Dietro i luoghi comuni, però, spesso, si cela la verità. Ciò che accomuna molti di questi casi, e non può essere un caso, è proprio il fatto che le madri assassine erano in cura per depressione. Sarebbe interessante sapere da chi, e in cosa consisteva la cura. Ma su questo la Panniteri non ha indagato. Ed è un vero peccato, perché sarebbe stato suo dovere. E magari avrebbe scoperto che esiste un collegamento, ormai ampiamente dimostrato, scientificamente, tra assunzione di psicofarmaci e tendenze omicide-suicide.
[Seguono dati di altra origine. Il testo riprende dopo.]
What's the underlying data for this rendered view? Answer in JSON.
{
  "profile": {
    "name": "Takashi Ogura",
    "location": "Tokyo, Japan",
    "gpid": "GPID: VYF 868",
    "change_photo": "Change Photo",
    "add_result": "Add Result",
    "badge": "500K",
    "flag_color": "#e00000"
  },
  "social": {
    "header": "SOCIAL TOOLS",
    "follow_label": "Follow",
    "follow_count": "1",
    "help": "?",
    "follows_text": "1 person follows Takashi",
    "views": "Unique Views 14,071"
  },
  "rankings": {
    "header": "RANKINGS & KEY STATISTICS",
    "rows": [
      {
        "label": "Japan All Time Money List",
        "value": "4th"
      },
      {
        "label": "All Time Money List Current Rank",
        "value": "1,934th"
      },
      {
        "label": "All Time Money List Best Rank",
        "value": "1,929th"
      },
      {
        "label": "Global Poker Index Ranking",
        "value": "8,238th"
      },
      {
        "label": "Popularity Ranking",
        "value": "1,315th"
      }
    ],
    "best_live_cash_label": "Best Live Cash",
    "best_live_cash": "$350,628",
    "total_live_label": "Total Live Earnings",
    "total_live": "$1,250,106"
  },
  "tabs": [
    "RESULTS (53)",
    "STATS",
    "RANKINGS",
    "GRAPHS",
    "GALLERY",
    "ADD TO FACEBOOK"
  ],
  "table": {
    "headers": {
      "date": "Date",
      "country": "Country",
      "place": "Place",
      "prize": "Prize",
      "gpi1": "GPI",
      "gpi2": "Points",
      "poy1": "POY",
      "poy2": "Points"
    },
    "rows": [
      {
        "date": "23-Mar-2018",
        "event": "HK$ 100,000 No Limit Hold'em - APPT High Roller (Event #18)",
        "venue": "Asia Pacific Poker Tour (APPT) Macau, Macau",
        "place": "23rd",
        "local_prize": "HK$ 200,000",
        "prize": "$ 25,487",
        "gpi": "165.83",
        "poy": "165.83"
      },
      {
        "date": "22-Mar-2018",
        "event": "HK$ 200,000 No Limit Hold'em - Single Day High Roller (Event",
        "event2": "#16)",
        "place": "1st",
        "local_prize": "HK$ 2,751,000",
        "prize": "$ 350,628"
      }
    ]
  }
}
ESISTONO COMPROVATE RESPONSABILITÀ IN QUESTI ATTI DA PARTE DELLA PSICHIATRIA E DELL'INDUSTRIA PSICO-FARMACEUTICA

Sarebbe ora che anche in Italia, come stà avvenendo in America, si cominci a fare qualche processo. Inoltre, come fà notare la stessa Panniteri, è quantomai urgente ridefinire il ruolo dei mass-media “assassini”, in quanto è ormai ampiamente dimostrato l'effetto malsano che provoca sulla psiche, specie in quelle già a rischio, una sovraesposizione acritica di messaggi, che può spingere a folli atti di emulazione (si chiama “effetto wether”).

ESISTONO COMPROVATE RESPONSABILITA' IN QUESTI ATTI DA PARTE DEI MASS-MEDIA E DELL'INDUSTRIA DELLO SPETTACOLO

Mettiamoci anche la crisi che stà disgregando la famiglia, le trasformazioni della società e in particolare della condizione femminile (come documentato dal libro “Madri Sole e Nuove Famiglie”, di Franca Bimbi e Rossana Trifiletti - Edizioni Lavoro, 2006 - le forme di famiglia omogenitoriale in Italia stanno assumendo, anno dopo anno, rilevanza statistica sempre maggiore), la violenza di genere, il precariato, la povertà, l'assenza di valori di riferimento.

“Una donna che uccide suo figlio”, sosteneva Lombroso, “è un errore della natura”. Sbagliato. Oggi, più che mai, è un errore, o meglio un crimine, della cultura.